CIA starts closing its clandestine bases in Afghan
As part of the American drawdown plans in Afghanistan, the CIA has begun closing its clandestine bases in the war-torn country.
Washington: As part of the American drawdown plans in Afghanistan, the CIA has begun closing its clandestine bases in the war-torn country.
It marks the start of a drawdown from a region that transformed the agency from an intelligence service struggling to emerge from the Cold War to a counter-terrorism force with its own prisons, paramilitary teams and armed Predator drones, the Washington Post said in a report.
The pullback represents a turning point for the CIA as it shifts resources to other trouble spots.
The closures were described by US officials as preliminary steps in a plan to reduce the number of CIA installations in Afghanistan from a dozen to as few as six over the next two years a consolidation to coincide with the withdrawal of most US military forces from the country by the end of 2014, it said.

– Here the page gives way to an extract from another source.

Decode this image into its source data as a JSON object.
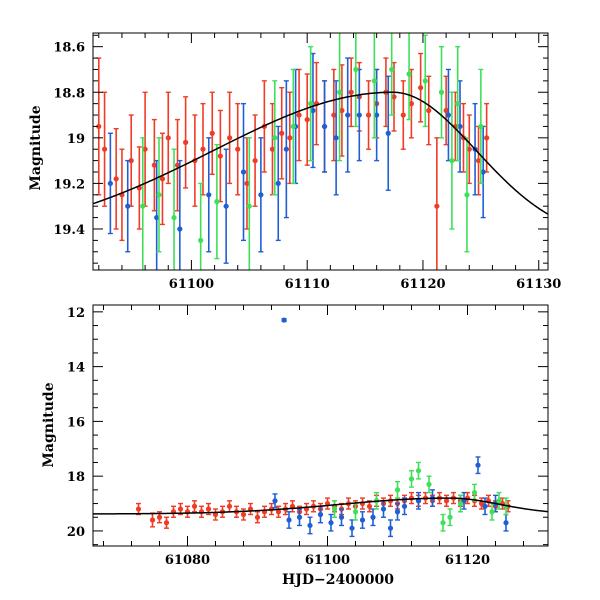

Senior US intelligence and administration officials said the reductions are overdue in a region where American espionage efforts are now seen as out of proportion to the threat posed by al Qaeda`s diminished core leadership in Pakistan.
The CIA faces an array of new challenges beyond al Qaeda, such as monitoring developments in the Middle East and delivering weapons to rebels in Syria. `
Incidentally, John Brennan, the recently appointed CIA director, has also signalled a desire to restore the agency`s focus on traditional espionage, the report said.
However, officials stressed that the CIA is expected to maintain a significant footprint even after the pullback, with a station in Kabul that will remain among the agency`s largest in the world, as well as a fleet of armed drones that will continue to patrol Pakistan`s tribal belt.
"Afghanistan fundamentally changed the way the agency conducts business," said Richard Blee, who served as the CIA`s senior officer in Afghanistan and Pakistan before he retired in 2007 was quoted as saying.
"We went from a purely espionage organisation to more of an offensive weapon, a paramilitary organisation where classic spying was less important," he said.